Sie habe sämtliche Vorverhandlungen einem Strukturvertrieb überlassen.

Sie habe von dem horrenden Kapitalbeschaffungsrisiko gewusst.

Ausschüttungen waren auf die bei ihr geführten Kreditkonten zu zahlen.

Diese Ausschüttungen waren bankfinanziert und hätten mangels entsprechendem Gewinn gar nicht ausgezahlt werden dürfen.

Mit der Bestellung der genannten Sicherheiten habe die Beklagte Verbraucherrechte unterlaufen.

Die Beklagte habe versteckte Innenprovisionen mitfinanziert.

Die Beklagte habe nicht über die besonderen Nachteile und Risiken des vorliegenden "Lebensversicherungskredites" aufgeklärt.

Die Beklagte habe 5 % Kreditvermittlungsprovision gezahlt und im Disagio "versteckt".

Die Falschberatung der Vermittler müsse sich die Beklagten nach § 278 BGB zurechnen lassen. Diese hätten das Totalverlustrisiko ebenso wie die genannten Nachteile des "Lebensversicherungskredits" verschwiegen. Ein Prospektteil II sei nicht ausgehändigt worden, ebenso wenig anhand des Prospektes auf das Totalverlustrisiko hingewiesen worden.

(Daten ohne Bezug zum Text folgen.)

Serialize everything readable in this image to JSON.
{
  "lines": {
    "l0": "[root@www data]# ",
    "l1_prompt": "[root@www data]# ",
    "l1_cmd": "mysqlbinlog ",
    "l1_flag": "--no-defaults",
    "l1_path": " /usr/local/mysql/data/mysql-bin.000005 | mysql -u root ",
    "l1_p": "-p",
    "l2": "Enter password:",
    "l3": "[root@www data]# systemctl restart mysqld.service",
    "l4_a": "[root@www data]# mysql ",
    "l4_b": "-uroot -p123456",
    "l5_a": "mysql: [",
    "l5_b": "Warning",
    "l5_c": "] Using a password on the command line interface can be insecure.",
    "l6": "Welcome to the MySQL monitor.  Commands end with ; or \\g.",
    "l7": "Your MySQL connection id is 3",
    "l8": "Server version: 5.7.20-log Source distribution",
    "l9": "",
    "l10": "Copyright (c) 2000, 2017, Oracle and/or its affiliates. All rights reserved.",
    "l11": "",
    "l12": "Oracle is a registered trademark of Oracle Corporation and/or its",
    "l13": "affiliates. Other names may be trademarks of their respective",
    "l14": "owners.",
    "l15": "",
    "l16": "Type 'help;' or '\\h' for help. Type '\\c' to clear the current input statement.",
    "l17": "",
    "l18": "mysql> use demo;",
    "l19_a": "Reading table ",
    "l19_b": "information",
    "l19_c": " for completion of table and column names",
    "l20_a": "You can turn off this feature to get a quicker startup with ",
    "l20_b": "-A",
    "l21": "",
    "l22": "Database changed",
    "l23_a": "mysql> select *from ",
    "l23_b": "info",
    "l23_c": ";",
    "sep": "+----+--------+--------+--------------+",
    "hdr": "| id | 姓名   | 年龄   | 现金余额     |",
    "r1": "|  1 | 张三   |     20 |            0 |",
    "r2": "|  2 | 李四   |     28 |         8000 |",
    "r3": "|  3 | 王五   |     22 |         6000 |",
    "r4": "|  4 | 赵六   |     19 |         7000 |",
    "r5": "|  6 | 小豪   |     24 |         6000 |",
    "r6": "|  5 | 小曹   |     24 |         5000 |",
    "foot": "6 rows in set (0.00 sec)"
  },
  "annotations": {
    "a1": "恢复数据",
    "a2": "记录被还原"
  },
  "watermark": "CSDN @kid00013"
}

Darüber hinaus könne sich der Kläger auch auf den Einwendungsdurchgriff nach § 9 VerbrKrG berufen. Die Regeln über die fehlerhafte Gesellschaft könnten nicht unmittelbar angewendet werden, denn der Kläger habe nur Ansprüche gegen den Treuhandkommanditisten, nicht gegen die Gesellschaft, weil der Kläger niemals "richtiger" Gesellschafter geworden sei.

Wegen der erstinstanzlich gestellten Anträge wird auf den Tatbestand des angefochtenen Urteils verwiesen.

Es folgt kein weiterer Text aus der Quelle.